In the process of making changes related to greedy meshing, various incidental fixes and optimizations were required
- Matrix multiplications in the shader were reduced for figure data
- Vertex "waves" for fluid data were removed
- Terrain "bending" near edges was removed
- Scaling was fixed to make sure empty space was not introduced in a space previously occupied by a block. It was also changed to take ownership of its voxel data, rather than sharing it, to let it be used with meshing
- Rust's nightly version was bumped in order to use the
array_map
function, which lets us reuse more code between the simple map andFigureModelCache
References
I tried to cite sources in many cases where I needed features from elsewhere but I am particularly grateful for the following resources, especially where they have accompanying source code. I linked all of them that are accessible to the public (those that are not were obtained through legal means).

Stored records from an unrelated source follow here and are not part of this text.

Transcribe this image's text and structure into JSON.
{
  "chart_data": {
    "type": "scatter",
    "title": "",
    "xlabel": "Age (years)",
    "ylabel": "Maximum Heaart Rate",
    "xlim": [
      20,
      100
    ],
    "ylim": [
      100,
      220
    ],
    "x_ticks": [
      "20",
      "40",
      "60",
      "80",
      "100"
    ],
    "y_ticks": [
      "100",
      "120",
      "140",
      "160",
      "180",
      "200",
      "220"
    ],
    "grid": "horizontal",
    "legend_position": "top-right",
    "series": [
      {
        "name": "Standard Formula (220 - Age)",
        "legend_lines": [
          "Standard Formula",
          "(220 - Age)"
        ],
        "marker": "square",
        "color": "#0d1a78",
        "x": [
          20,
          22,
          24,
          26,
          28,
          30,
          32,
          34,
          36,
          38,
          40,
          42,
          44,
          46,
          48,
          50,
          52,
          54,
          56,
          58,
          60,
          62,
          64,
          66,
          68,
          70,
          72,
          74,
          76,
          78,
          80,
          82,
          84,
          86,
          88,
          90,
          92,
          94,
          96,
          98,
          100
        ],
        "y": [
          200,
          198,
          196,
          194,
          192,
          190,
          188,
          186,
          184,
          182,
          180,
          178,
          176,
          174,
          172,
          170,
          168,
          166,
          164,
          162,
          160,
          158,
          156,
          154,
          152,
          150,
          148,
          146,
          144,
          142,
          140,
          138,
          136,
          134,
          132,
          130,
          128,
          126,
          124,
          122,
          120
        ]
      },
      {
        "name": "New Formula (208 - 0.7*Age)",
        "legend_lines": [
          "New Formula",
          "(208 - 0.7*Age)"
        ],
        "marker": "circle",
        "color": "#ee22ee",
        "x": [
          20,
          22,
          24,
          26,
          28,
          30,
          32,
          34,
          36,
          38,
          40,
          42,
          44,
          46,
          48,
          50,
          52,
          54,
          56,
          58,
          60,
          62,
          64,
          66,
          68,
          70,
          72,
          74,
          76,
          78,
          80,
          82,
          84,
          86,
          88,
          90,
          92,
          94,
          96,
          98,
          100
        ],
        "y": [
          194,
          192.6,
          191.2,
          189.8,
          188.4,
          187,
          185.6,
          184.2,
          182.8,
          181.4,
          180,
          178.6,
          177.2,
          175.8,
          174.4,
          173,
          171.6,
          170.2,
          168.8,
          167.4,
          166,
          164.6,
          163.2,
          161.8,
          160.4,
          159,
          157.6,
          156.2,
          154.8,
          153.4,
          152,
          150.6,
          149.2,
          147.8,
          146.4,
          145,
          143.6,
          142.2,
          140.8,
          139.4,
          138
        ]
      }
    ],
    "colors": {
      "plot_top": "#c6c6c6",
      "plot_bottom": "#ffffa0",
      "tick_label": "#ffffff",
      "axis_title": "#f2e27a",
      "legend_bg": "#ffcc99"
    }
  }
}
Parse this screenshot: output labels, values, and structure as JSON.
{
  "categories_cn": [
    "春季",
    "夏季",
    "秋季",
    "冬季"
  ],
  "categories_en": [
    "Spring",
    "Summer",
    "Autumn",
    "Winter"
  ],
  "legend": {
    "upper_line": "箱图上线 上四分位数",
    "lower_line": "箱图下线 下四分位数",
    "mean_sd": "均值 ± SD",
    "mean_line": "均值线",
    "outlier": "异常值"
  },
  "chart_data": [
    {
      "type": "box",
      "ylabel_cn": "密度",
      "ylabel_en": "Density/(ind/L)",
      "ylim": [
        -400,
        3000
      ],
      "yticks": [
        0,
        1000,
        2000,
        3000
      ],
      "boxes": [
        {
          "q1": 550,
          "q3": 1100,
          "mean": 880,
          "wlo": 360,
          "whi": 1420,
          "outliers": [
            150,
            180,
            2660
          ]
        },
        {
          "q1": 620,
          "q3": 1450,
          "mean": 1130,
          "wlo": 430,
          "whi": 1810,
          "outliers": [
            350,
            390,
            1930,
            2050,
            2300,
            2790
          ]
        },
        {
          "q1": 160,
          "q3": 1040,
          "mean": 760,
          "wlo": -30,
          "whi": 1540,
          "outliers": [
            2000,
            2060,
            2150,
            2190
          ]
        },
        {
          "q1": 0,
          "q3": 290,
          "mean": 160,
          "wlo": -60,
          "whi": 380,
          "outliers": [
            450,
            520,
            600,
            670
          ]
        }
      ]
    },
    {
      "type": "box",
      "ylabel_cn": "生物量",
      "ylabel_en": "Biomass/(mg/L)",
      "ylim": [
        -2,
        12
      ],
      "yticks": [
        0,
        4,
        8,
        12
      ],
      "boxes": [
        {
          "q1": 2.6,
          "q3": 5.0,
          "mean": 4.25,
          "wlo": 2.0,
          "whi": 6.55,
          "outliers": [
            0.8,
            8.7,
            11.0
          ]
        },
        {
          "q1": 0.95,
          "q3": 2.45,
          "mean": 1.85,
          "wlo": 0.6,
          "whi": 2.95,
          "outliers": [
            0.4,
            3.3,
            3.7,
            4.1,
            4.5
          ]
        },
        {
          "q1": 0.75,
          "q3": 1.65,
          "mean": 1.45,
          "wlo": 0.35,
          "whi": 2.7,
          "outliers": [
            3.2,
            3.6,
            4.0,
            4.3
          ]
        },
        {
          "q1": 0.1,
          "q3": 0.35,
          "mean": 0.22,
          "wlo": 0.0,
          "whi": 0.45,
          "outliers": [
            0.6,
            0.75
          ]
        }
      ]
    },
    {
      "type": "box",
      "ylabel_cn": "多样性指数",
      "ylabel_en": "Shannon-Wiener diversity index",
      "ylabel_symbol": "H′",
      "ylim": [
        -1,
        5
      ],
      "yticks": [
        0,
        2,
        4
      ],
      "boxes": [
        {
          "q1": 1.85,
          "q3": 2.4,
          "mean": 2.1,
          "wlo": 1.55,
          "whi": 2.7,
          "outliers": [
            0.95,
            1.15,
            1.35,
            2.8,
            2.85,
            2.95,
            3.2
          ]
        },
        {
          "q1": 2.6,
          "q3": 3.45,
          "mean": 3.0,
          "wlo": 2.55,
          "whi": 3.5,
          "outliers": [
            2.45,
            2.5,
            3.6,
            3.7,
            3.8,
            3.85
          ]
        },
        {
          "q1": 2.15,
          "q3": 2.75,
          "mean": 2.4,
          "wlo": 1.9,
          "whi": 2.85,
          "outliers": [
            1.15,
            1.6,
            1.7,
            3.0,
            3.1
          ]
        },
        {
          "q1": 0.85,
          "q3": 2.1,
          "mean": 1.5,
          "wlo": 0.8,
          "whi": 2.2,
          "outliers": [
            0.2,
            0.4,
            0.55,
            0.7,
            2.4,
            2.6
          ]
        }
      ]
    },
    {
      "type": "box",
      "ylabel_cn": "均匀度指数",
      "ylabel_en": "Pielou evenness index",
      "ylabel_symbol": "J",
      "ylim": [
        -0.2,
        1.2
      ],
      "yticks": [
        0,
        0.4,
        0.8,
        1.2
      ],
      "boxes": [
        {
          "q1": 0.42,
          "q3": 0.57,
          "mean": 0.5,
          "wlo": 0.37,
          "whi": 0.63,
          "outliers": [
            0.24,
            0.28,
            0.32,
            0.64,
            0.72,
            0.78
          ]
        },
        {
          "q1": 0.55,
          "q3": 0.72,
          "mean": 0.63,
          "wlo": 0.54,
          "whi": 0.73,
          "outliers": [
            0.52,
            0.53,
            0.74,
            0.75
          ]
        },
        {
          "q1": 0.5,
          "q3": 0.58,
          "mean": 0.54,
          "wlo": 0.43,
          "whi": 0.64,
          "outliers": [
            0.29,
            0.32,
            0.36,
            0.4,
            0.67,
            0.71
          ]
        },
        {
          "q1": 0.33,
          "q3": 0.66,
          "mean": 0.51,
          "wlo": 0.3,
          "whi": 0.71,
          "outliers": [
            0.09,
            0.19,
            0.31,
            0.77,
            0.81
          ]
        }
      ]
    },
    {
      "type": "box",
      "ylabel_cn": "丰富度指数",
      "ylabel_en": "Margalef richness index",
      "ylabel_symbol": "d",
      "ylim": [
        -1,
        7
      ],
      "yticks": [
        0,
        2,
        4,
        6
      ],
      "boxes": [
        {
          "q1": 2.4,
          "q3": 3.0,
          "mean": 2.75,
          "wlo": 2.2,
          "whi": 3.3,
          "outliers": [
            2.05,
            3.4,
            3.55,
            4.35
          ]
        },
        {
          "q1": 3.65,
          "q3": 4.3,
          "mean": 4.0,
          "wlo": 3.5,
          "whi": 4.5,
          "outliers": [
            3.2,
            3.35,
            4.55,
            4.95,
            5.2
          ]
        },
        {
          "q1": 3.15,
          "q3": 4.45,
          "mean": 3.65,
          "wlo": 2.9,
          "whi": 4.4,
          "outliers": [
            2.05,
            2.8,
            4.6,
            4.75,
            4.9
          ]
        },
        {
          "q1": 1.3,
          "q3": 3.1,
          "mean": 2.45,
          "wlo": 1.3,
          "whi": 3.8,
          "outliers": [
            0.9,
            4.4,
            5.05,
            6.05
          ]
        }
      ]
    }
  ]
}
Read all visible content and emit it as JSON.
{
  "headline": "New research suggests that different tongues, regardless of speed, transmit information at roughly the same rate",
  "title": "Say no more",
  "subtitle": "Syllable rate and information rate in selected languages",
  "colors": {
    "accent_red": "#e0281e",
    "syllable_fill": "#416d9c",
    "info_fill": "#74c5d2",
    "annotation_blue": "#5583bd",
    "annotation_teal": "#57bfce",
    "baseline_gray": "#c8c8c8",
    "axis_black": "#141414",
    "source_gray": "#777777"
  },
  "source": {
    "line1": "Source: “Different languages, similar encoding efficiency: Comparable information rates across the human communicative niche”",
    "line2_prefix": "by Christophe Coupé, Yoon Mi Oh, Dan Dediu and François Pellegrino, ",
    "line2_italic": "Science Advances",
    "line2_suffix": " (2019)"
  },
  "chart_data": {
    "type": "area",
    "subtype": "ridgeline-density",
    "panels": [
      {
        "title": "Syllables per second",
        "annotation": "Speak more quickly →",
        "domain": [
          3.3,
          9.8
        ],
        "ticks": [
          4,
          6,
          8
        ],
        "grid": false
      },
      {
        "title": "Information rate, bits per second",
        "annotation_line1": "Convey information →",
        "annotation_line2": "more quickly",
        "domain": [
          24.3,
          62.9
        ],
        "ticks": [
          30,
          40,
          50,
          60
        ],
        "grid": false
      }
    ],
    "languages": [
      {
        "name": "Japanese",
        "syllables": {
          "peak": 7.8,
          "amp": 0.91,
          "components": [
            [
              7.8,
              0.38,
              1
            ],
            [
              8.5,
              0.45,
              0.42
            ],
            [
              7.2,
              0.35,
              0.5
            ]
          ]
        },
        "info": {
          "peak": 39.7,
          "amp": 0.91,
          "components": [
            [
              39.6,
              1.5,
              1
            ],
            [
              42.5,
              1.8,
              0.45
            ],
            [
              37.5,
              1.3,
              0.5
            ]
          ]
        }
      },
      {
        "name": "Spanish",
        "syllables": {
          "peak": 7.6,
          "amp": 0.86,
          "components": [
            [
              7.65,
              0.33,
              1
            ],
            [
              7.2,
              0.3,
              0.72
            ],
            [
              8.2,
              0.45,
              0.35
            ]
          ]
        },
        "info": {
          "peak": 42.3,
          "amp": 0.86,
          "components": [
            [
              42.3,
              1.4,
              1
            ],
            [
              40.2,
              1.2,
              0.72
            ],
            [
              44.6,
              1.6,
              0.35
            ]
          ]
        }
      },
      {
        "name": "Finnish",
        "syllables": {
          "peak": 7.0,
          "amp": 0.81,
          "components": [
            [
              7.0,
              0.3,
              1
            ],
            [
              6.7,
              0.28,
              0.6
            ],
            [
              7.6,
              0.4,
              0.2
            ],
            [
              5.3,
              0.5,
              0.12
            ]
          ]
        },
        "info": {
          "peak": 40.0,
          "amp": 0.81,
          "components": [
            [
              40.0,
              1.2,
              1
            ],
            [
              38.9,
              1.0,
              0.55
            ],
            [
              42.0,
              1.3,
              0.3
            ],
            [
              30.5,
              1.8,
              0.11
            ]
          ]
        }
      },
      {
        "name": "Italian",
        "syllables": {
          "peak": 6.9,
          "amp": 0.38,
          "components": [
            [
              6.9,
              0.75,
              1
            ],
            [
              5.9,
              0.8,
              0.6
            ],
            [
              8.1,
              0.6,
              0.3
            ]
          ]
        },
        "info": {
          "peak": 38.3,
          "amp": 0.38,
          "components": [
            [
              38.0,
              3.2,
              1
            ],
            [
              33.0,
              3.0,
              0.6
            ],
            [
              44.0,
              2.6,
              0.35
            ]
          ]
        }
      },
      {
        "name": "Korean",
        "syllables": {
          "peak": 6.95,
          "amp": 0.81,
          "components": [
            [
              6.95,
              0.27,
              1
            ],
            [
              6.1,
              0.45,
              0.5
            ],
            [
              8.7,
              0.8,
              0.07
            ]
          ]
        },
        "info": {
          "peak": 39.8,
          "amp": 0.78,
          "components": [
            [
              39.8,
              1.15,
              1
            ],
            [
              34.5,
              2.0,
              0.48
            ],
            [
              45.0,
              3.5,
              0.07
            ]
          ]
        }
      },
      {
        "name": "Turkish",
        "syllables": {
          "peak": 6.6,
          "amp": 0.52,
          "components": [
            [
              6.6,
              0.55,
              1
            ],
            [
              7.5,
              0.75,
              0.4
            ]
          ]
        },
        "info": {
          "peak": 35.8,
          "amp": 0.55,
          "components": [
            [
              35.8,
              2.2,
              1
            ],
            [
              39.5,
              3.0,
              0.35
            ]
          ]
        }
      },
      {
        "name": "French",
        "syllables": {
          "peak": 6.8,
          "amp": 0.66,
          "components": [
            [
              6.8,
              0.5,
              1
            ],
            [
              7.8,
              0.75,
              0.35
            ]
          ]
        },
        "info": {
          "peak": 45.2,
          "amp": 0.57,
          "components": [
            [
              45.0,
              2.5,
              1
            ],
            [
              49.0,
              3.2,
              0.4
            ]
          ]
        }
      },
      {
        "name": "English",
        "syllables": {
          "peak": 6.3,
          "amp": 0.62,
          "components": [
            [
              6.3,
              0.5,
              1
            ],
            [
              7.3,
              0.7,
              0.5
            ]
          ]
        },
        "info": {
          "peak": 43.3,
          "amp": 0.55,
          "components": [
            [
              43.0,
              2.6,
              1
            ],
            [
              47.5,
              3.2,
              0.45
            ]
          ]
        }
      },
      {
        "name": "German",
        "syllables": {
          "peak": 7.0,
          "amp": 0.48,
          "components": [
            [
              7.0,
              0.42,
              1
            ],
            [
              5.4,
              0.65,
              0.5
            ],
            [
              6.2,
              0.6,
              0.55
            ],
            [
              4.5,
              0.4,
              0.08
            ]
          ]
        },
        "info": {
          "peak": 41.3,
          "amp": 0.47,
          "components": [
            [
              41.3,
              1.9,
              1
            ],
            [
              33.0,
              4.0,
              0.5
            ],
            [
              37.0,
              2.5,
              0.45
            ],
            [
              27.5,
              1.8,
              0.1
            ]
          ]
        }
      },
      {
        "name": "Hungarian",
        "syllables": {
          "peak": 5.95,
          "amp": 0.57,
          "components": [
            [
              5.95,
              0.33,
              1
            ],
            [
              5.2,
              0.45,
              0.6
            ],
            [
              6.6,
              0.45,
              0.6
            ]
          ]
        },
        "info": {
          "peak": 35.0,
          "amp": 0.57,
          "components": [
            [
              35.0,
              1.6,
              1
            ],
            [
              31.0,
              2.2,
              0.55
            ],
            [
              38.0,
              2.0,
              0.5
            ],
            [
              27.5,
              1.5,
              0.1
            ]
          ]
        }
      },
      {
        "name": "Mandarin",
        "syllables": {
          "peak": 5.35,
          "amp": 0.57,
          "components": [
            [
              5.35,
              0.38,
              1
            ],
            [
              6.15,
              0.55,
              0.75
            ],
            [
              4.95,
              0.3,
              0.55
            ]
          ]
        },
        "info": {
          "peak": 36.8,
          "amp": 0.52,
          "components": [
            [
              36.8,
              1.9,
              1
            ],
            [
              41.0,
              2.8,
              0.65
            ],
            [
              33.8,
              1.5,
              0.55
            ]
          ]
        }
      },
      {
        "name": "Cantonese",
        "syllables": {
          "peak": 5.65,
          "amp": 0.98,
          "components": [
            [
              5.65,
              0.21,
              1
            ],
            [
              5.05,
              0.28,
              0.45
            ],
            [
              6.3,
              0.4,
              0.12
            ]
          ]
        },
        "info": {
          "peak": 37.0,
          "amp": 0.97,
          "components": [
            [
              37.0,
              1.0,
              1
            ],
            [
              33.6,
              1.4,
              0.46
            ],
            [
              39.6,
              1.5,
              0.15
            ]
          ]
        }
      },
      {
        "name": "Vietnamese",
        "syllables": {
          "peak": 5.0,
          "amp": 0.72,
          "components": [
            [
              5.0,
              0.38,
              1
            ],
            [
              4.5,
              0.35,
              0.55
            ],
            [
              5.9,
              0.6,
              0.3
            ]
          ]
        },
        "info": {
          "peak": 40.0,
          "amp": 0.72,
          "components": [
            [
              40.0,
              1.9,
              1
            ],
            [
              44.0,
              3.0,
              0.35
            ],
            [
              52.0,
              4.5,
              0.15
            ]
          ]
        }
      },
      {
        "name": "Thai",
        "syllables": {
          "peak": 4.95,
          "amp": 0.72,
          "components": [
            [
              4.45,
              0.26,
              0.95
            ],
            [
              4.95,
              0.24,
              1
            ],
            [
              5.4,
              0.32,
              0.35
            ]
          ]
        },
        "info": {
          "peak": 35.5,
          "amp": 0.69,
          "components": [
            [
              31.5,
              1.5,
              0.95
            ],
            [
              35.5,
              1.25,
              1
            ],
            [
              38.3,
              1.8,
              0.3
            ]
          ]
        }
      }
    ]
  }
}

Eisemann, Elmar, Michael Schwarz, Ulf Assarsson, Michael Wimmer. Real-Time Shadows. A K Peters/CRC Press (T&F), 20160419.
Lloyd,B. 2007. Logarithmic perspective shadow maps. PhD thesis, University of North Carolina.
Wimmer, M., Scherzer, D., and Purgathofer, W. 2004. Light space perspective shadow maps. In Proceedings of Eurographics Symposium on Rendering 2004, pp. 143– 152.
Pharr, Matt, et al. Physically Based Rendering: From Theory to Implementation. Third edition, Morgan Kaufmann Publishers/Elsevier, 2017.
mikolalysenko. Meshing in a Minecraft Game 0 FPS, 30 June 2012
blackflux. Meshing in Voxel Engines – Part 1 Blackflux.Com, 23 Feb. 2014
I am also especially grateful to Khronos, Wikipedia, and Stack Overflow for answering many of my specific questions while writing the MR.